Nas pistas dos bailes da saudade, as damas e os cavalheiros com mais de 60 anos podem, ao mesmo tempo, experimentar um veneno e um santo remédio para seus corações: a dança.
Os passos embalados por valsa, bolero ou samba-rock conquistaram a atenção dos cardiologistas. Desde 2004, a dança frequenta os centros de reabilitação como opção terapêutica para infartados e vítimas de acidente vascular cerebral recuperarem a plena forma. Os resultados têm sido muito bons, superiores a qualquer outro tipo de exercício, mas uma preocupação com possíveis danos acarretados pelas coreografias foi lançada no último congresso brasileiro de cardiologia.
“A cautela não é difícil de entender”, afirmou Tales de Carvalho, especializado em medicina esportiva e um dos principais defensores da dança como terapia para o coração, durante sua apresentação no congresso realizado em outubro em Belo Horizonte. “Se já constatamos que a dança de salão pode elevar a freqüência cardíaca da mesma forma que uma corrida em velocidade moderada, isso pode ser um perigo para um sedentário, que tem uma dieta ruim e decide dançar muito, depois de beber uma ou outra dose alcoólica”.
O conceito é simples. Da mesma forma que as pessoas já aprenderam a reconhecer que o futebol esporádico - aquele jogado uma vez por ano só na final de campeonato do time da empresa - pode ser prejudicial ao sistema cardiovascular, Tales de Carvalho acredita que uma consciência parecida precisa existir no caso da dança.
“Ninguém tem dúvida que o principal inimigo do coração é o sedentarismo e qualquer atividade é melhor do que nenhuma. Mas também é importante que as pessoas tenham noção sobre quais são as situações de risco para o coração”, afirma o médico.
Enfrentar horas de dança sem preparo deve parecer tão ilógico quanto encarar uma corrida de 10 quilômetros sem treinar. Se além de mexer o corpo – depois de tempos de inatividade física – outros fatores de risco estiverem associados, como fumo e álcool, o perigo é redobrado.
O cardiologista do Instituto do Coração, Rui Ramos, que pesquisa os infartos em pessoas jovens, coloca o esforço físico extremo como uma das conseqüências cardíacas ruins trazidas pelo uso de cocaína ou ecstasy nas festas que varam a madrugada.

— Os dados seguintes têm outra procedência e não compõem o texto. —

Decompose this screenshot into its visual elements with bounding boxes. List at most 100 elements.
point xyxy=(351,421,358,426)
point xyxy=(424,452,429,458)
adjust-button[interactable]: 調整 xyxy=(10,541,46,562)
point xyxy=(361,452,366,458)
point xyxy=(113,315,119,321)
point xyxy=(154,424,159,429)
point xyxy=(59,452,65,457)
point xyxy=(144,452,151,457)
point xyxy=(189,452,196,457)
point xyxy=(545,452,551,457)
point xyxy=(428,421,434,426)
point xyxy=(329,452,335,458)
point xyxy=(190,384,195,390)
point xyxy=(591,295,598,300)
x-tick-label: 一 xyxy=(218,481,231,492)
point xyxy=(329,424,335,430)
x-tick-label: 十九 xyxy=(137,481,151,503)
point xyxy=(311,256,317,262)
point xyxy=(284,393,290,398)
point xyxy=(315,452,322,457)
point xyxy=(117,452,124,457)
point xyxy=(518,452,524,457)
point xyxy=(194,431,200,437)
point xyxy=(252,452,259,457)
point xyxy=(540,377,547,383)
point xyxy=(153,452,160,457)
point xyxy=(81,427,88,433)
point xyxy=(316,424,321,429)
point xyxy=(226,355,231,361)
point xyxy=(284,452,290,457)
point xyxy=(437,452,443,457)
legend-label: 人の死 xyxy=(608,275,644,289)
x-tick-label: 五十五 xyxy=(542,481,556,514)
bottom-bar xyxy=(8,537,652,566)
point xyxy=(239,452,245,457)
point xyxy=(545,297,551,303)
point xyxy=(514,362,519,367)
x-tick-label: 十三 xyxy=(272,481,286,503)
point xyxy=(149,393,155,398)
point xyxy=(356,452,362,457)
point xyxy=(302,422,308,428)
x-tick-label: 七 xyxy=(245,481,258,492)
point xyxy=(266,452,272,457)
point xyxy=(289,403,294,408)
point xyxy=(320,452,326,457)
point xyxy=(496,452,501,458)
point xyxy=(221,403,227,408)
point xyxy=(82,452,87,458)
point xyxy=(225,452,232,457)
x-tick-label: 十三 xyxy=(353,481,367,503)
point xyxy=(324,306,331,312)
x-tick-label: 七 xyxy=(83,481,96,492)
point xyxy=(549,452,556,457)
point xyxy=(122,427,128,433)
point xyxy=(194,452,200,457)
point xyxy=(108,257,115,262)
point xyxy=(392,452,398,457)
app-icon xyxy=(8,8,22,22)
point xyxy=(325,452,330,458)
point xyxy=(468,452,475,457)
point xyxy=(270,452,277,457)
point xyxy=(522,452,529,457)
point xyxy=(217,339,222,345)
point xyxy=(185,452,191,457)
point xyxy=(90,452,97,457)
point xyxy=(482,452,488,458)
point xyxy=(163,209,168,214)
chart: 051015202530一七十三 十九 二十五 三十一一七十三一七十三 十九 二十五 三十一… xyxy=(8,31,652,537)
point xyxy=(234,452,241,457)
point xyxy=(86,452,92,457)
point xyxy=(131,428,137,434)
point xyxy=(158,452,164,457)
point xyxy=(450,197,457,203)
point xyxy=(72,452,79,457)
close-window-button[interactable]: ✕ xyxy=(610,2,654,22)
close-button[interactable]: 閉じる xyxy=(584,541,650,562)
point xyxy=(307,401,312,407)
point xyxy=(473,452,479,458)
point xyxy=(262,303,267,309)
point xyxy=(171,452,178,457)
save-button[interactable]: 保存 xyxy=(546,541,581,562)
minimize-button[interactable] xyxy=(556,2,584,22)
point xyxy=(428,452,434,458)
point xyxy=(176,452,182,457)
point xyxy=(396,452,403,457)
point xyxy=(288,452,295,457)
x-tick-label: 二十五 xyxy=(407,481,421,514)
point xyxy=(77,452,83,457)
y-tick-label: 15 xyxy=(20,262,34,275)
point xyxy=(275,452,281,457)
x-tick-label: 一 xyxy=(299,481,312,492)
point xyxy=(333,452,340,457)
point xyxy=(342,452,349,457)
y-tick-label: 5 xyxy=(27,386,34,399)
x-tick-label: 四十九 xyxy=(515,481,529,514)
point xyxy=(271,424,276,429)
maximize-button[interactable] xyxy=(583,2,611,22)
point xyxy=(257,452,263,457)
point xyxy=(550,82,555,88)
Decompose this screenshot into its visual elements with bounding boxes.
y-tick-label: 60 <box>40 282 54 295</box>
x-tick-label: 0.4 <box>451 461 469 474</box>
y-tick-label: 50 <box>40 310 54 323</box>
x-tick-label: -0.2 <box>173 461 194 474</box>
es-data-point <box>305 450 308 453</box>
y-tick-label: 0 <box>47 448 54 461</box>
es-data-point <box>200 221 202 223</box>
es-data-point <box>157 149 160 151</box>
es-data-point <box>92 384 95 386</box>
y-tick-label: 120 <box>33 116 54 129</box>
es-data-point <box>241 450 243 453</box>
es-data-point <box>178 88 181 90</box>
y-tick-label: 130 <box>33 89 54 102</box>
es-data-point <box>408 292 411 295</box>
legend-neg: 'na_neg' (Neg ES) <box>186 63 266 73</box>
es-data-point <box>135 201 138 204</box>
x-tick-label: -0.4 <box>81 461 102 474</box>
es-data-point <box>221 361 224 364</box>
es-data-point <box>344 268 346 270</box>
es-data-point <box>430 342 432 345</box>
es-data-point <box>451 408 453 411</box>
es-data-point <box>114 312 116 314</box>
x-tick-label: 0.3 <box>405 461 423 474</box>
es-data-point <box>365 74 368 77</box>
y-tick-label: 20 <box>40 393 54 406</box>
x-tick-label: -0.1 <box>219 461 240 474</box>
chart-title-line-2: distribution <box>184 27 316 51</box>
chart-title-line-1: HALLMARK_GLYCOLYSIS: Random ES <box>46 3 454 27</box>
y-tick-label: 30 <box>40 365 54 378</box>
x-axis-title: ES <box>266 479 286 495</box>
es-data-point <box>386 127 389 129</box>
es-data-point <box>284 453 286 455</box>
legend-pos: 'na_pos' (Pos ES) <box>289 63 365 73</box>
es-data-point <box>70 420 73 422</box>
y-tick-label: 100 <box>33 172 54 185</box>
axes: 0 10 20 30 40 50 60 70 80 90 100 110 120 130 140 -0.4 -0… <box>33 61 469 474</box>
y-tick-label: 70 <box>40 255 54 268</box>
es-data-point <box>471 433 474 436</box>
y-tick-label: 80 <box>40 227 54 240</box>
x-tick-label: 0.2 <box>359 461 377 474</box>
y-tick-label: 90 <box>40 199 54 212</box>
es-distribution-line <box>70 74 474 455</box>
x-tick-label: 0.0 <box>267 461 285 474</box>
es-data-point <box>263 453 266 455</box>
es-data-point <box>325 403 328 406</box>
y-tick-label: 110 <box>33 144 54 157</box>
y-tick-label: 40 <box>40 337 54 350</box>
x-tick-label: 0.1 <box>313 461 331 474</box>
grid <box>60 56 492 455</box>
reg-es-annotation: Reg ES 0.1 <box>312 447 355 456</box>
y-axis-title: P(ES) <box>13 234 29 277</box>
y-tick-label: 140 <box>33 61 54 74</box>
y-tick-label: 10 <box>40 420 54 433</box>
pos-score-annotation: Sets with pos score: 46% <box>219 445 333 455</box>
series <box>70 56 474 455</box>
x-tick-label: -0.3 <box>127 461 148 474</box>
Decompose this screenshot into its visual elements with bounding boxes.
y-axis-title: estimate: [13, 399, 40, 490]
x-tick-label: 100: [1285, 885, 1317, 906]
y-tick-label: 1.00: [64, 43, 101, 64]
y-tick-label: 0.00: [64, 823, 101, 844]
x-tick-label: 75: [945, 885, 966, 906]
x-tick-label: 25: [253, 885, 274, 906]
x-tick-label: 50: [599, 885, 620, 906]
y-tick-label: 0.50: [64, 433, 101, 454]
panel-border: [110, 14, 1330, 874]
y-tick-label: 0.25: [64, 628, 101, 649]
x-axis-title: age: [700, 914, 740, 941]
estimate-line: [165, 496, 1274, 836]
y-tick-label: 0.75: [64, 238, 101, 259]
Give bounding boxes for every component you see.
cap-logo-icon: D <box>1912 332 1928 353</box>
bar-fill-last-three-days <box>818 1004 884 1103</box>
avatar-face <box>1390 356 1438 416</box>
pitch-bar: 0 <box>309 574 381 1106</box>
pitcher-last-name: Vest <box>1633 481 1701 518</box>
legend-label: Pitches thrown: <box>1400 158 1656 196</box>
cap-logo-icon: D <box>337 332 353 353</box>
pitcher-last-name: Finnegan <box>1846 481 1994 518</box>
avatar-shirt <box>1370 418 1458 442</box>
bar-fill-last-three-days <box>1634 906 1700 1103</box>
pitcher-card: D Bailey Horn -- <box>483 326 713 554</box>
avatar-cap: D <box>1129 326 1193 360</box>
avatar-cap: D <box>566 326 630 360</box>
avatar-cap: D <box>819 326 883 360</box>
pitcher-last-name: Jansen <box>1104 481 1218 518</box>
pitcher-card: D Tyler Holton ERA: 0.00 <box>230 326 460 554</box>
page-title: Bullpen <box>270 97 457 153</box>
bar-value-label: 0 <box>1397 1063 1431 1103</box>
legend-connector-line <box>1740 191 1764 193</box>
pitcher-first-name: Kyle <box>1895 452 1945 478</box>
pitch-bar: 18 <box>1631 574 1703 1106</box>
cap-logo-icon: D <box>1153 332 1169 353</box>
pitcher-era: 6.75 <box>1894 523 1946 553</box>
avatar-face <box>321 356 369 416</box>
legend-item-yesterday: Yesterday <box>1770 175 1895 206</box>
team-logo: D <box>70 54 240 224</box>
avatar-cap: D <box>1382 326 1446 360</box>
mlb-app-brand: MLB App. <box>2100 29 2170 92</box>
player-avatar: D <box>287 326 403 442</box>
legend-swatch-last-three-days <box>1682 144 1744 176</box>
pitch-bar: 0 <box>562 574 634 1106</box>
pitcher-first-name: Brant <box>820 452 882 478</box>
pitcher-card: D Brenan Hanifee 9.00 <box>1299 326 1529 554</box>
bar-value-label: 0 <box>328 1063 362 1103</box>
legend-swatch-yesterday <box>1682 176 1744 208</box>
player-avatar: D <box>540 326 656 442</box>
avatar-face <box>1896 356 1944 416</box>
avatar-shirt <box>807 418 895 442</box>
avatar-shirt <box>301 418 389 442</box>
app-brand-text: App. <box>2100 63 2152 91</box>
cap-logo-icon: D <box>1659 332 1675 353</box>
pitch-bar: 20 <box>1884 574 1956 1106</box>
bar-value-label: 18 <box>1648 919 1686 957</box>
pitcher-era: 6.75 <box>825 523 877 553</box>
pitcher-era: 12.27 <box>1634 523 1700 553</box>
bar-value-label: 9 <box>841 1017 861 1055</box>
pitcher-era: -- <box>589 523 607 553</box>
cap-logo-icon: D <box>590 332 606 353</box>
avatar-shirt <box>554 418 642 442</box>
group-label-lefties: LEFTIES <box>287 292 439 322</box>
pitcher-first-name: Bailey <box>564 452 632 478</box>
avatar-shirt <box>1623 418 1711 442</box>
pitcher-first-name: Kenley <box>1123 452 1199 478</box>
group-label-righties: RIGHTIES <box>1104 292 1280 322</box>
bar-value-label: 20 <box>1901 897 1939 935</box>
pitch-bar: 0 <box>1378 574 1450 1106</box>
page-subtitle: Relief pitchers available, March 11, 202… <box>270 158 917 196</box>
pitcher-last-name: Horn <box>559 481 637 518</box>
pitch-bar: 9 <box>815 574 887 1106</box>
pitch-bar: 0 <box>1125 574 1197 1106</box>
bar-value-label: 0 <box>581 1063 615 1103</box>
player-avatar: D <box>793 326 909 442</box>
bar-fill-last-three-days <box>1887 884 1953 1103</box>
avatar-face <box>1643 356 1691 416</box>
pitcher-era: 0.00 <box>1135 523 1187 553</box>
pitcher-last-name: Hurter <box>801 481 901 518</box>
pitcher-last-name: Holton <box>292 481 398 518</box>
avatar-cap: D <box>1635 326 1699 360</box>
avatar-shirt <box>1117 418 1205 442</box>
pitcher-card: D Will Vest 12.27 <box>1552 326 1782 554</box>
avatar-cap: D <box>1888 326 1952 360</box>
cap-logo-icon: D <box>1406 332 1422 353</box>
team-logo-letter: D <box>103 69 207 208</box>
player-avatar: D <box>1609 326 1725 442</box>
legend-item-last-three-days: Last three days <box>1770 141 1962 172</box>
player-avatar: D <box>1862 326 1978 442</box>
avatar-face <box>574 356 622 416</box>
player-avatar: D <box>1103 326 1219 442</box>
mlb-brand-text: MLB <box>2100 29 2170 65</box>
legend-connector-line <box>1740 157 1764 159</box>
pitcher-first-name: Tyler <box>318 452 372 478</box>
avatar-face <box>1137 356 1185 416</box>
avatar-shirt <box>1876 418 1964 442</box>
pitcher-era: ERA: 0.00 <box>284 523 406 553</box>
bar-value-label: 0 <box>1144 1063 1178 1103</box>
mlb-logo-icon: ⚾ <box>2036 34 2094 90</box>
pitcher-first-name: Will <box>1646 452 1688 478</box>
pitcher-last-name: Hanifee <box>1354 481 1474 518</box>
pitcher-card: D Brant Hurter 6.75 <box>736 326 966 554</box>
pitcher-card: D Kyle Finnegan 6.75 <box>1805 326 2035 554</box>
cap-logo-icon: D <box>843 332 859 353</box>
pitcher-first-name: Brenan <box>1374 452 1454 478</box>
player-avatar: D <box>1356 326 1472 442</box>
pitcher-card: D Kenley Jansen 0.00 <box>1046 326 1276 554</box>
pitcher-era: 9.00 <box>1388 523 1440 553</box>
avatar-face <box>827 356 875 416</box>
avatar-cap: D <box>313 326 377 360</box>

As drogas, sem a companhia da dança, já potencializam as panes no coração – e estão relacionadas em 30% dos infartos em pessoas com menos de 40. Estes efeitos negativos podem ser acelerados pelo esforço físico demasiado, uma das sequelas dos tóxicos estimulantes.
O lado bom
Entre os cardiologistas, a dança então só fica contraindicada para sedentários que resolvem arriscar os passos e tirar o atraso em um único dia e também para usuários de drogas pesadas. Para todos os outros, incluindo aqueles que não sabem como abandonar o sedentarismo, o bailado é uma ótima opção.
Segundo pesquisa feita pelo cardiologista Romualdo Belardinelli, professor de cardiologia da Università Politecnica delle Marche e diretor da reabilitação cardíaca do Instituto do Coração Lancisi, em Ancona, na Itália, até mesmo a valsa já pode trazer benefícios.
Ele estudou 107 homens com insuficiência cardíaca, dividido em três grupos. Um deles fez exercícios aeróbicos, com bicicleta e aeróbica. O outro dançou valsa, alternando velocidade lenta e rápida, durante 21 minutos. A terceira turma não fez nada. A recuperação dos batimentos cardíacos depois de oito semanas foi semelhante nos grupos que fizeram ginástica e dançaram valsa, com a vantagem da dança, como definiu Tales de Carvalho em seu artigo no jornal da Sociedade Brasileira de Cardiologia, ser lúdica. “Acreditamos que a vantagem da dança decorreria, não de aspectos objetivos, mas, principalmente, do aspecto lúdico e prazeroso por ela proporcionado, o que poderia contribuir para um ganho adicional da qualidade de vida”, escreveu.
Boa para tudo
José Sanches, aposentado e com quase 84 anos completos, sabe dos benefícios que as coreografias podem trazer. Depois de passar no médico e ter autorização para frequentar os bailes, ele viu o bolero ajudar na recuperação das dores nas costas e pernas, “de forma muito mais gostosa do que a fisioterapia”. O coração dele também foi afetado. Circulando pelas pistas, José conheceu Antonieta, 62 anos, hoje a “dona” de seus batimentos cardíacos.